Now that you’ve cleared stress and become aware of how you feel, you’re in a great position to find a new way of navigating through the world. Instead of allowing your mind to be in a reactive state, you can set an intention to embrace the day with inspiration and optimism.
To do this, imagine the feelings and mindset that you want to experience moving forward. At this point, don’t think too much about what you have to do, but rather, focus on how you want to feel. Envision yourself composed, confident, and ready for what the world has to offer. Continue breathing as that vision grows within your heart and mind.
After focusing on the feelings you want to experience, start to imagine yourself going about your day and accomplishing your goals. Instead of focusing on the problems that previously caused you stress, try to imagine yourself finding solutions.

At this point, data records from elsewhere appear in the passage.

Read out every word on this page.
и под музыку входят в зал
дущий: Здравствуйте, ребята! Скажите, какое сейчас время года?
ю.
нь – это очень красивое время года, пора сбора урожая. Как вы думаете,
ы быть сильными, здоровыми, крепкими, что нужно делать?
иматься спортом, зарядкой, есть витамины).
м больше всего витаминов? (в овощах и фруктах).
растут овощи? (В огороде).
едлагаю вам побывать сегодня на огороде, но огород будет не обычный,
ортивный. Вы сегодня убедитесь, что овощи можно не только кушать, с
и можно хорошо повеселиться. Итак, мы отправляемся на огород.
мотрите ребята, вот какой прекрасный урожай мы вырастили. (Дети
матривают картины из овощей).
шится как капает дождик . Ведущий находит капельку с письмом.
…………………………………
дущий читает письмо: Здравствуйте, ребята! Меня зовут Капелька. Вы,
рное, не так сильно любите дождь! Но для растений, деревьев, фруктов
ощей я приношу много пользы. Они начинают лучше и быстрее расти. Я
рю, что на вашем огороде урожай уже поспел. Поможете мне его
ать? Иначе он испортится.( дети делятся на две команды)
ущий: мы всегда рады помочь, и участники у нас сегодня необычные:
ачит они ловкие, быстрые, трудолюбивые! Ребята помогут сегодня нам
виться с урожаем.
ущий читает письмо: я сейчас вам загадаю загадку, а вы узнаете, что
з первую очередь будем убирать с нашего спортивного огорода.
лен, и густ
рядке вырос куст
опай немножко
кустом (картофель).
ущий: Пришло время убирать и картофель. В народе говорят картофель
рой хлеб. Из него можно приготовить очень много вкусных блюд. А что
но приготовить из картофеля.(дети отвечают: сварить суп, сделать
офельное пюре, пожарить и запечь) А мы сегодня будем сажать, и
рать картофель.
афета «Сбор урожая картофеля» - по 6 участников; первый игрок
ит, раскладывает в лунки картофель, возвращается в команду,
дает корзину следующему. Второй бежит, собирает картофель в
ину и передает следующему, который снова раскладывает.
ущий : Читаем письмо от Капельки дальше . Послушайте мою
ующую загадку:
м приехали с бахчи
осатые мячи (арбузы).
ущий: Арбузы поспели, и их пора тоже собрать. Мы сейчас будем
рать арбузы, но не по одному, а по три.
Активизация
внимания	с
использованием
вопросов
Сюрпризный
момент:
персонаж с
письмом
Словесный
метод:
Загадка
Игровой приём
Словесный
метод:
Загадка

A positive and confident outlook can go a long way in helping you succeed in whatever you’re doing.
These simple techniques are a great way to turn your day around whenever you notice that stress and anxiety is getting the best of you. Sometimes, all it takes is realizing your emotions and dedicating thirty minutes to shifting your energy. Even if you can’t immediately change
your environment, there are usually ways you can improve your experience of your environment."